In previous years, the Dubious Equality Award has gone to the woman who labored hardest for the most questionable equal status. But this year, by popular demand, it goes to a man -- Rome sculptor Angelo Camerino, who is doing boffo biz selling male chastity belts.

As for the Double-Standard Bearer, this year our award winners came on foot. The prize goes to the makers of Talkables, the talking sneakers. Hit a button and the boy's sneaker says, ''VROOOM.'' Hit a button and the girl's sneaker says, ''I love you.'' We send them a first edition copy of ''You Just Don't Understand.''

The Stand by Your Man Kit, a doormat and a complete set of Tammy Wynette T-shirts, goes this year to Amy Christiansen of Vernon, Conn. After her boyfriend kidnapped her two little girls -- and dangled one out of the car window during a police chase, Amy said, ''It's like if your father did something to you. You would still love him. . . . ''

Of course, no Equal Rites Awards ceremony would be complete without presenting The Gilded Backlash, personally, stroke by stroke. In the international category the award winners are the Islamic fundamentalists in Bangladesh who put a reward on the head of feminist writer Taslima Nasrin, who is now in Sweden.

But in the national category, this Backlash belongs to a burgeoning men's movement called Promise Keepers that is fighting the ''feminizing'' of the American man.
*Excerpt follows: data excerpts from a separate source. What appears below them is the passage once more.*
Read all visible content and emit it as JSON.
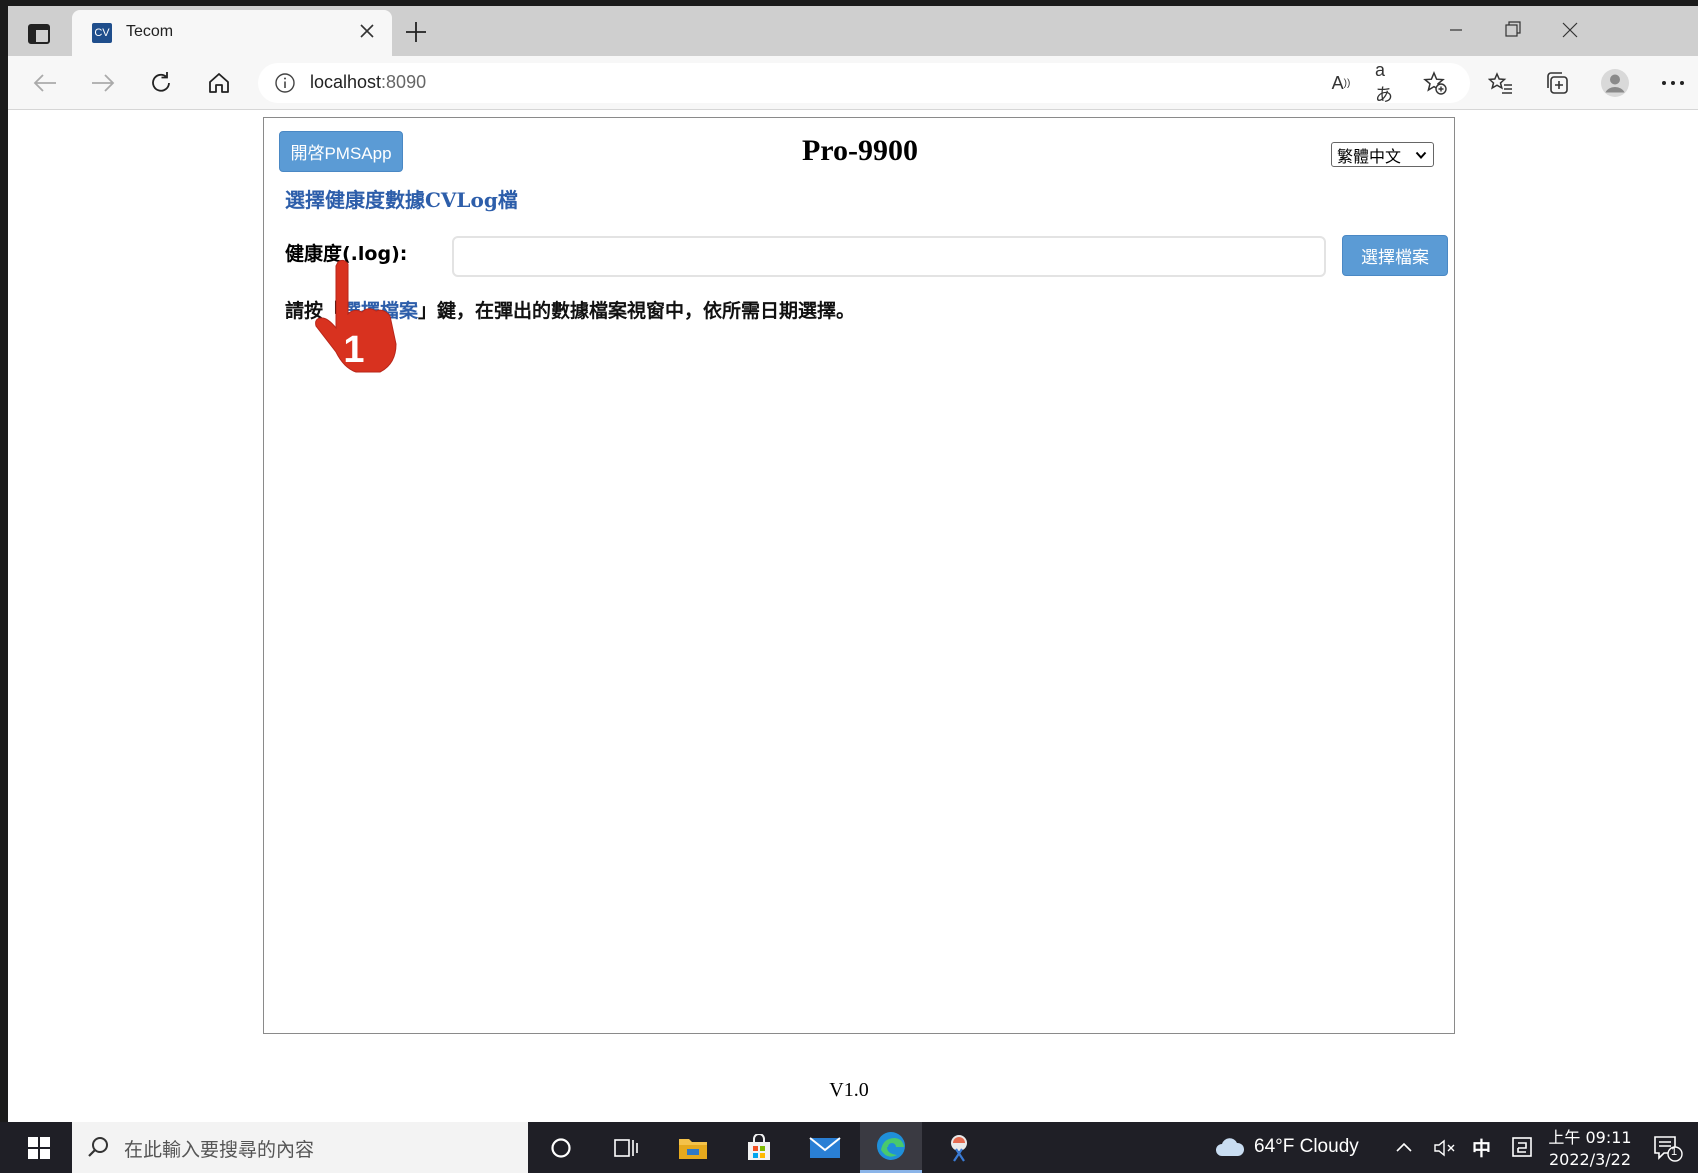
{
  "browser": {
    "tab_title": "Tecom",
    "tab_favicon_text": "CV",
    "address": "localhost",
    "address_port": ":8090"
  },
  "page": {
    "open_button_label": "開啓PMSApp",
    "title": "Pro-9900",
    "language_selected": "繁體中文",
    "link_heading": "選擇健康度數據CVLog檔",
    "field_label": "健康度(.log):",
    "file_input_value": "",
    "choose_button_label": "選擇檔案",
    "instruction_prefix": "請按「",
    "instruction_highlight": "選擇檔案",
    "instruction_suffix": "」鍵，在彈出的數據檔案視窗中，依所需日期選擇。",
    "pointer_step": "1",
    "version": "V1.0"
  },
  "taskbar": {
    "search_placeholder": "在此輸入要搜尋的內容",
    "weather": "64°F  Cloudy",
    "ime": "中",
    "time": "上午 09:11",
    "date": "2022/3/22",
    "notification_count": "1"
  },
  "colors": {
    "accent_button": "#5b9bd5",
    "link": "#2d5eaa",
    "pointer": "#d8321f"
  }
}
As the writer of the ''Seven Promises'' tells men, ''I'm not suggesting that you ask for your role back, I'm urging that you take it back.'' Back to where? Bangladesh?

Now for a new prize: The Deadbeat Dad Hall of Fame. James E. Brindamour wins this honor. Our prize papa fled the state of Rhode Island to avoid child support charges. But did he return? You bet. He came back to claim his 15-year-old daughter's estate after her sudden death. Come to think of it, he deserves all the prizes.

Ellen Goodman is a Boston Globe columnist.